Le Plaza est aujourd’hui un bâtiment classé. Reconnu en tant que 279ème objet d’exception du patrimoine bâti genevois – l’un des très rares édifiés au XXe siècle –, il bénéficie des mesures de protection les plus élevées. «Le Plaza est sauvé !», clament les manchettes de presse, pour toujours veut-on croire.

Reste à réaliser cette renaissance qui, conformément à la vocation originelle du Plaza, sera double, croisant un projet culturel dont l’axe central restera le cinéma – envisagé dans ses réalités technologiques, sociales et esthétiques contemporaines – et le projet architectural d’une restauration qui se doit d’être exemplaire.

Le Conseil de la Fondation Plaza a ainsi décidé de lancer un concours d’architecture sur invitation pour la restructuration et la rénovation du cinéma, ainsi que d’une brasserie et d’un vaste ensemble de locaux et arcades adjacents, qui restaureront la logique d’interaction entre salle obscure et espace public promue par Saugey. La responsabilité de l’administration de ce concours a été confiée à Jacques Roulet, architecte et membre du Conseil de la Fondation Plaza. La Fondation Plaza sera accompagnée par un Conseil scientifique réunissant architectes, spécialistes du patrimoine et professionnel.le.s du cinéma. Nous travaillerons en relation avec les services de l’Etat. Le Conseil de Fondation a sélectionné et invité 15 bureaux, genevois, suisses et français, choisis en raison de leur capacité d’invention, de leur sensibilité à l’endroit de l’architecture des années 50 et 60, mais aussi de leur expérience en matière de restauration du patrimoine moderne. L’objectif du concours est, fort des talents et compétences réunis, de parvenir à restaurer le chef-d’oeuvre de Saugey dans son esprit et sa vocation originels, tout en répondant aux exigences d’un programme envisageant le cinéma et ses alentours dans une perspective résolument contemporaine.

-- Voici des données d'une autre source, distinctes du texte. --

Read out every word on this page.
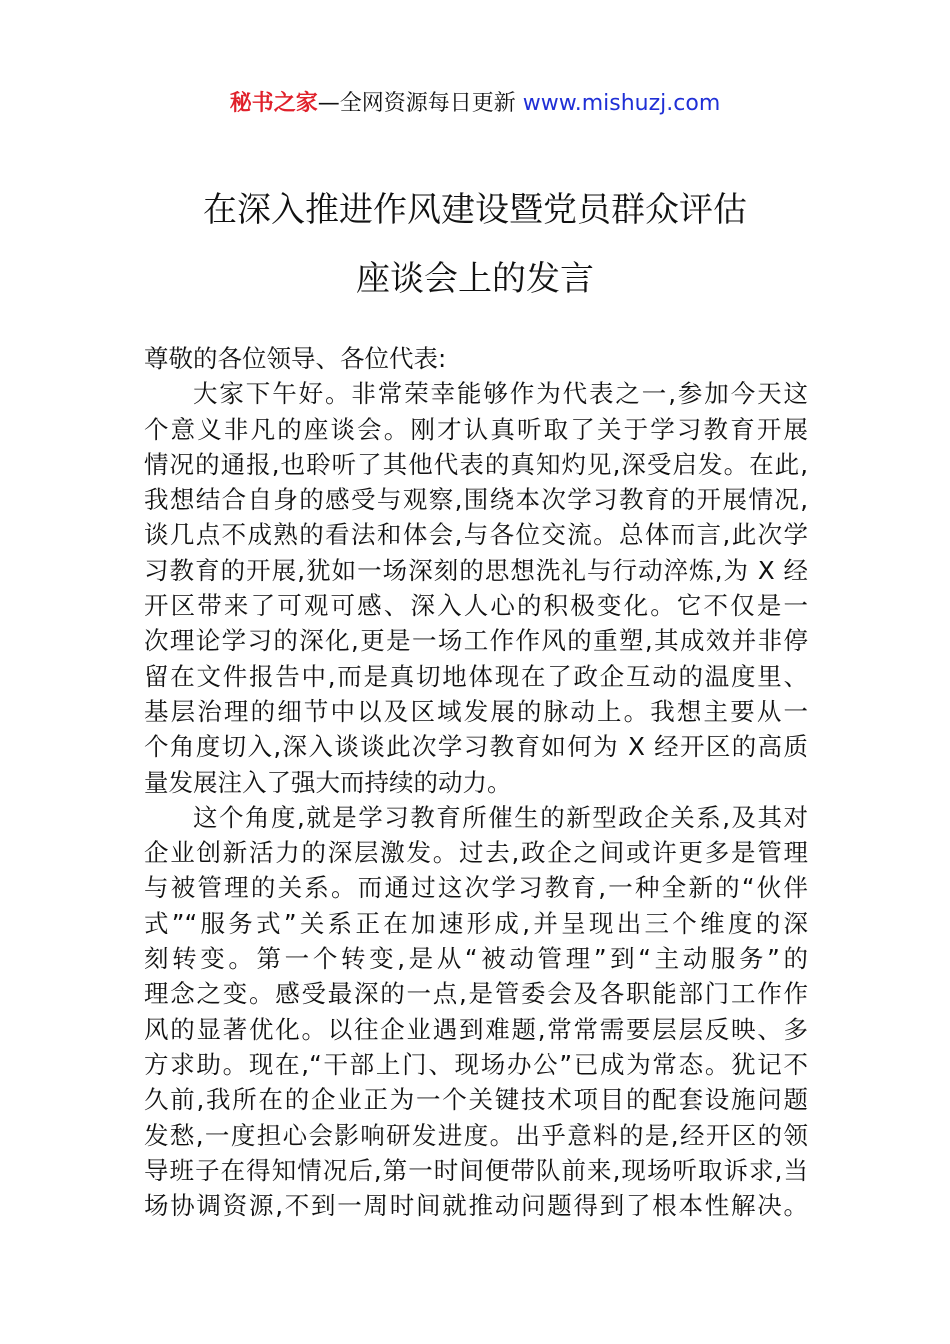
秘书之家—全网资源每日更新 www.mishuzj.com
在深入推进作风建设暨党员群众评估
座谈会上的发言
尊敬的各位领导、各位代表:
大家下午好。非常荣幸能够作为代表之一,参加今天这
个意义非凡的座谈会。刚才认真听取了关于学习教育开展
情况的通报,也聆听了其他代表的真知灼见,深受启发。在此,
我想结合自身的感受与观察,围绕本次学习教育的开展情况,
谈几点不成熟的看法和体会,与各位交流。总体而言,此次学
习教育的开展,犹如一场深刻的思想洗礼与行动淬炼,为 X 经
开区带来了可观可感、深入人心的积极变化。它不仅是一
次理论学习的深化,更是一场工作作风的重塑,其成效并非停
留在文件报告中,而是真切地体现在了政企互动的温度里、
基层治理的细节中以及区域发展的脉动上。我想主要从一
个角度切入,深入谈谈此次学习教育如何为 X 经开区的高质
量发展注入了强大而持续的动力。
这个角度,就是学习教育所催生的新型政企关系,及其对
企业创新活力的深层激发。过去,政企之间或许更多是管理
与被管理的关系。而通过这次学习教育,一种全新的“伙伴
式”“服务式”关系正在加速形成,并呈现出三个维度的深
刻转变。第一个转变,是从“被动管理”到“主动服务”的
理念之变。感受最深的一点,是管委会及各职能部门工作作
风的显著优化。以往企业遇到难题,常常需要层层反映、多
方求助。现在,“干部上门、现场办公”已成为常态。犹记不
久前,我所在的企业正为一个关键技术项目的配套设施问题
发愁,一度担心会影响研发进度。出乎意料的是,经开区的领
导班子在得知情况后,第一时间便带队前来,现场听取诉求,当
场协调资源,不到一周时间就推动问题得到了根本性解决。
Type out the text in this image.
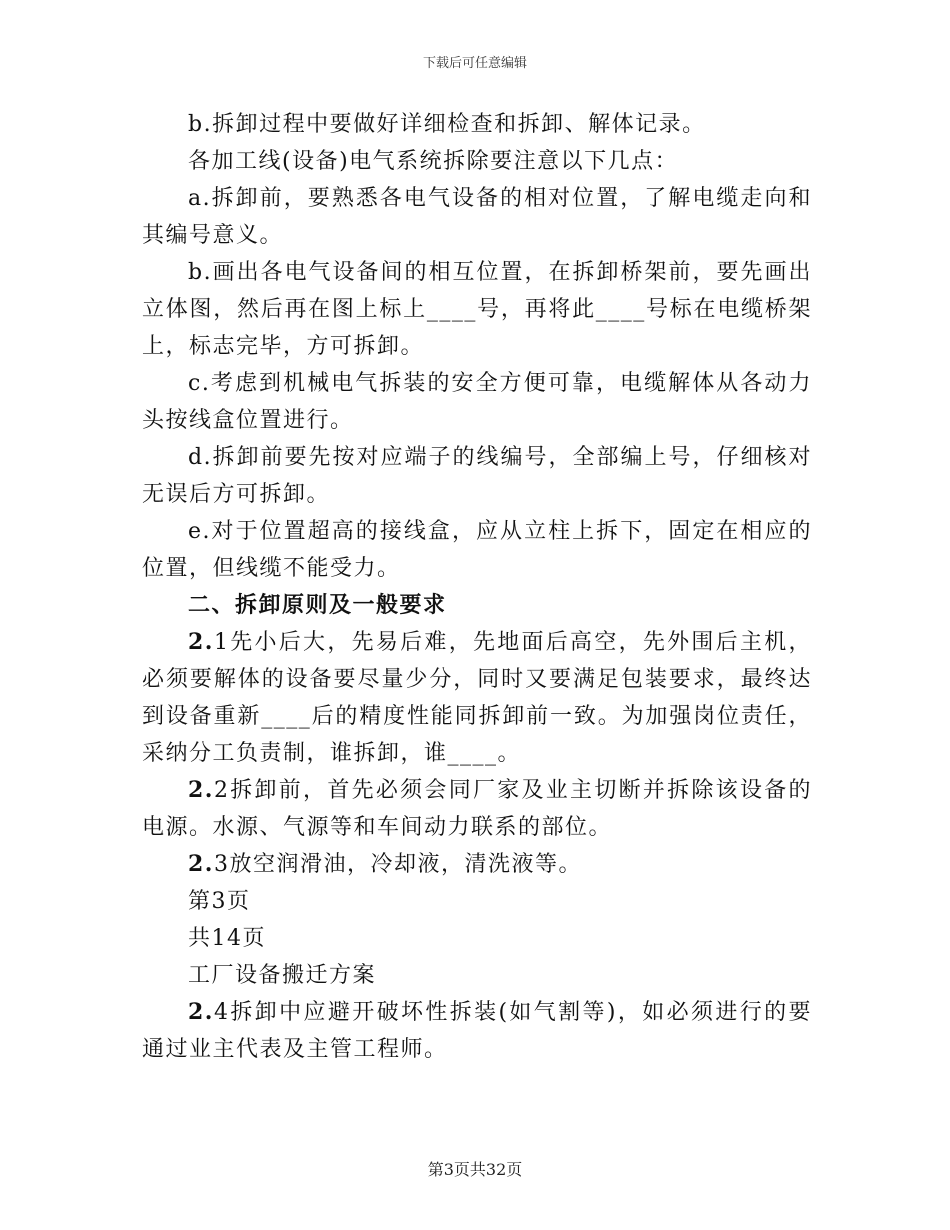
下载后可任意编辑

b.拆卸过程中要做好详细检查和拆卸、解体记录。

各加工线(设备)电气系统拆除要注意以下几点：

a.拆卸前，要熟悉各电气设备的相对位置，了解电缆走向和其编号意义。

b.画出各电气设备间的相互位置，在拆卸桥架前，要先画出立体图，然后再在图上标上____号，再将此____号标在电缆桥架上，标志完毕，方可拆卸。

c.考虑到机械电气拆装的安全方便可靠，电缆解体从各动力头按线盒位置进行。

d.拆卸前要先按对应端子的线编号，全部编上号，仔细核对无误后方可拆卸。

e.对于位置超高的接线盒，应从立柱上拆下，固定在相应的位置，但线缆不能受力。

二、拆卸原则及一般要求

2.1先小后大，先易后难，先地面后高空，先外围后主机，必须要解体的设备要尽量少分，同时又要满足包装要求，最终达到设备重新____后的精度性能同拆卸前一致。为加强岗位责任，采纳分工负责制，谁拆卸，谁____。

2.2拆卸前，首先必须会同厂家及业主切断并拆除该设备的电源。水源、气源等和车间动力联系的部位。

2.3放空润滑油，冷却液，清洗液等。

第3页

共14页

工厂设备搬迁方案

2.4拆卸中应避开破坏性拆装(如气割等)，如必须进行的要通过业主代表及主管工程师。

第3页共32页
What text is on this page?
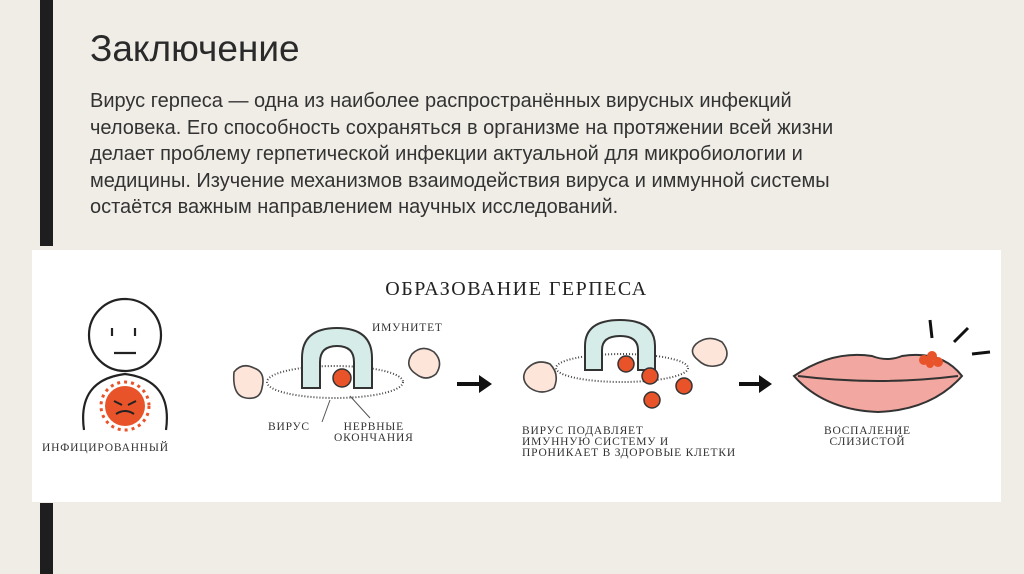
Заключение
Вирус герпеса — одна из наиболее распространённых вирусных инфекций
человека. Его способность сохраняться в организме на протяжении всей жизни
делает проблему герпетической инфекции актуальной для микробиологии и
медицины. Изучение механизмов взаимодействия вируса и иммунной системы
остаётся важным направлением научных исследований.
ОБРАЗОВАНИЕ ГЕРПЕСА
ИНФИЦИРОВАННЫЙ
ИМУНИТЕТ
ВИРУС	НЕРВНЫЕ
ОКОНЧАНИЯ
ВИРУС ПОДАВЛЯЕТ
ИМУННУЮ СИСТЕМУ И
ПРОНИКАЕТ В ЗДОРОВЫЕ КЛЕТКИ
ВОСПАЛЕНИЕ
СЛИЗИСТОЙ
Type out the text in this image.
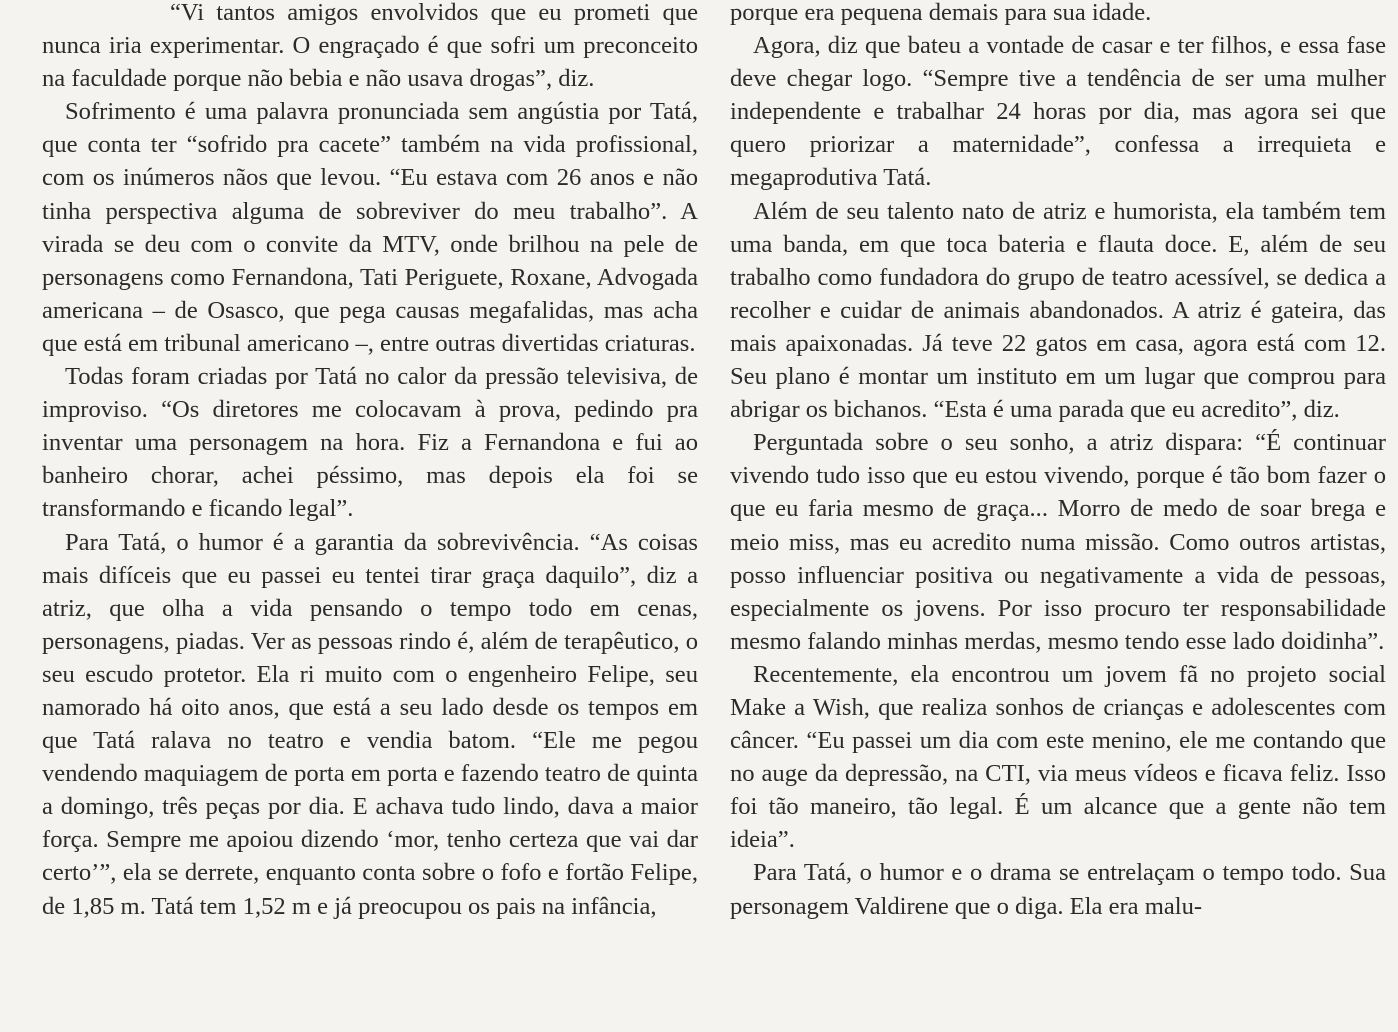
“Vi tantos amigos envolvidos que eu prometi que nunca iria experimentar. O engraçado é que sofri um preconceito na faculdade porque não bebia e não usava drogas”, diz.

Sofrimento é uma palavra pronunciada sem angústia por Tatá, que conta ter “sofrido pra cacete” também na vida profissional, com os inúmeros nãos que levou. “Eu estava com 26 anos e não tinha perspectiva alguma de sobreviver do meu trabalho”. A virada se deu com o convite da MTV, onde brilhou na pele de personagens como Fernandona, Tati Periguete, Roxane, Advogada americana – de Osasco, que pega causas megafalidas, mas acha que está em tribunal americano –, entre outras divertidas criaturas.

Todas foram criadas por Tatá no calor da pressão televisiva, de improviso. “Os diretores me colocavam à prova, pedindo pra inventar uma personagem na hora. Fiz a Fernandona e fui ao banheiro chorar, achei péssimo, mas depois ela foi se transformando e ficando legal”.

Para Tatá, o humor é a garantia da sobrevivência. “As coisas mais difíceis que eu passei eu tentei tirar graça daquilo”, diz a atriz, que olha a vida pensando o tempo todo em cenas, personagens, piadas. Ver as pessoas rindo é, além de terapêutico, o seu escudo protetor. Ela ri muito com o engenheiro Felipe, seu namorado há oito anos, que está a seu lado desde os tempos em que Tatá ralava no teatro e vendia batom. “Ele me pegou vendendo maquiagem de porta em porta e fazendo teatro de quinta a domingo, três peças por dia. E achava tudo lindo, dava a maior força. Sempre me apoiou dizendo ‘mor, tenho certeza que vai dar certo’”, ela se derrete, enquanto conta sobre o fofo e fortão Felipe, de 1,85 m. Tatá tem 1,52 m e já preocupou os pais na infância,

porque era pequena demais para sua idade.

Agora, diz que bateu a vontade de casar e ter filhos, e essa fase deve chegar logo. “Sempre tive a tendência de ser uma mulher independente e trabalhar 24 horas por dia, mas agora sei que quero priorizar a maternidade”, confessa a irrequieta e megaprodutiva Tatá.

Além de seu talento nato de atriz e humorista, ela também tem uma banda, em que toca bateria e flauta doce. E, além de seu trabalho como fundadora do grupo de teatro acessível, se dedica a recolher e cuidar de animais abandonados. A atriz é gateira, das mais apaixonadas. Já teve 22 gatos em casa, agora está com 12. Seu plano é montar um instituto em um lugar que comprou para abrigar os bichanos. “Esta é uma parada que eu acredito”, diz.

Perguntada sobre o seu sonho, a atriz dispara: “É continuar vivendo tudo isso que eu estou vivendo, porque é tão bom fazer o que eu faria mesmo de graça... Morro de medo de soar brega e meio miss, mas eu acredito numa missão. Como outros artistas, posso influenciar positiva ou negativamente a vida de pessoas, especialmente os jovens. Por isso procuro ter responsabilidade mesmo falando minhas merdas, mesmo tendo esse lado doidinha”.

Recentemente, ela encontrou um jovem fã no projeto social Make a Wish, que realiza sonhos de crianças e adolescentes com câncer. “Eu passei um dia com este menino, ele me contando que no auge da depressão, na CTI, via meus vídeos e ficava feliz. Isso foi tão maneiro, tão legal. É um alcance que a gente não tem ideia”.

Para Tatá, o humor e o drama se entrelaçam o tempo todo. Sua personagem Valdirene que o diga. Ela era malu-
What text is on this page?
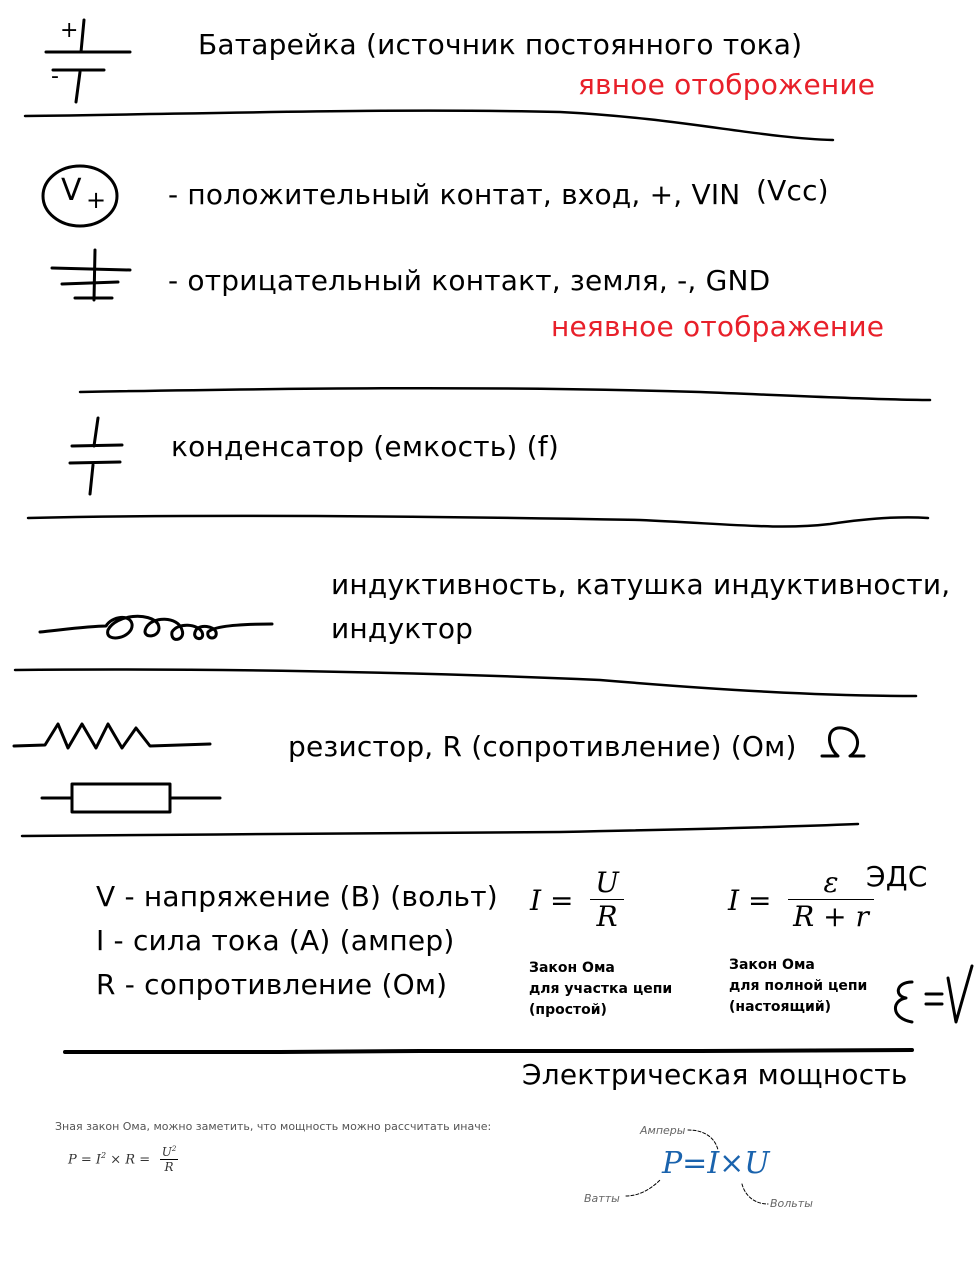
+
-
Батарейка (источник постоянного тока)
явное отоброжение
V + - положительный контат, вход, +, VIN (Vcc)
- отрицательный контакт, земля, -, GND
неявное отображение
конденсатор (емкость) (f)
индуктивность, катушка индуктивности,
индуктор
резистор, R (сопротивление) (Ом)
V - напряжение (В) (вольт)
I - сила тока (А) (ампер)
R - сопротивление (Ом)
$I = \frac{U}{R}$
Закон Ома
для участка цепи
(простой)
$I = \frac{\varepsilon}{R + r}$
ЭДС
Закон Ома
для полной цепи
(настоящий)
Электрическая мощность
Зная закон Ома, можно заметить, что мощность можно рассчитать иначе:
$P = I^2 \times R = \frac{U^2}{R}$	P=I×U
Амперы
Ватты	Вольты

Le Centre culturel cinéma et architecture poursuit une ambition: contribuer à inventer un nouvel avenir du cinéma à Genève et pour Genève, fondé sur le renouveau d’un espace illustre, profondément inscrit dans la mémoire genevoise. Son architecture exceptionnelle, son histoire, sa situation à un point névralgique de la ville, en feront un foyer vivace, capable de réactiver l’événement cinéma, au centre d’un large écosystème avec lequel il sera en interaction permanente. C’est bien l’oeuvre de Marc J. Saugey, restaurée dans son intégrité, qui portera l’ambition d’un espace capable de répondre demain aux attentes de cinéma qu’exprimait Robert Desnos, poète, il y a près d’un siècle:

«Ce que nous demandons au cinéma, c’est l’impossible, c’est l’inattendu, le rêve, la surprise, le lyrisme qui effacent les bassesses dans les âmes et les précipitent enthousiastes aux barricades et dans les aventures; ce que nous demandons au cinéma, c’est ce que l’amour et la vie nous refusent, c’est le mystère, c’est le miracle.»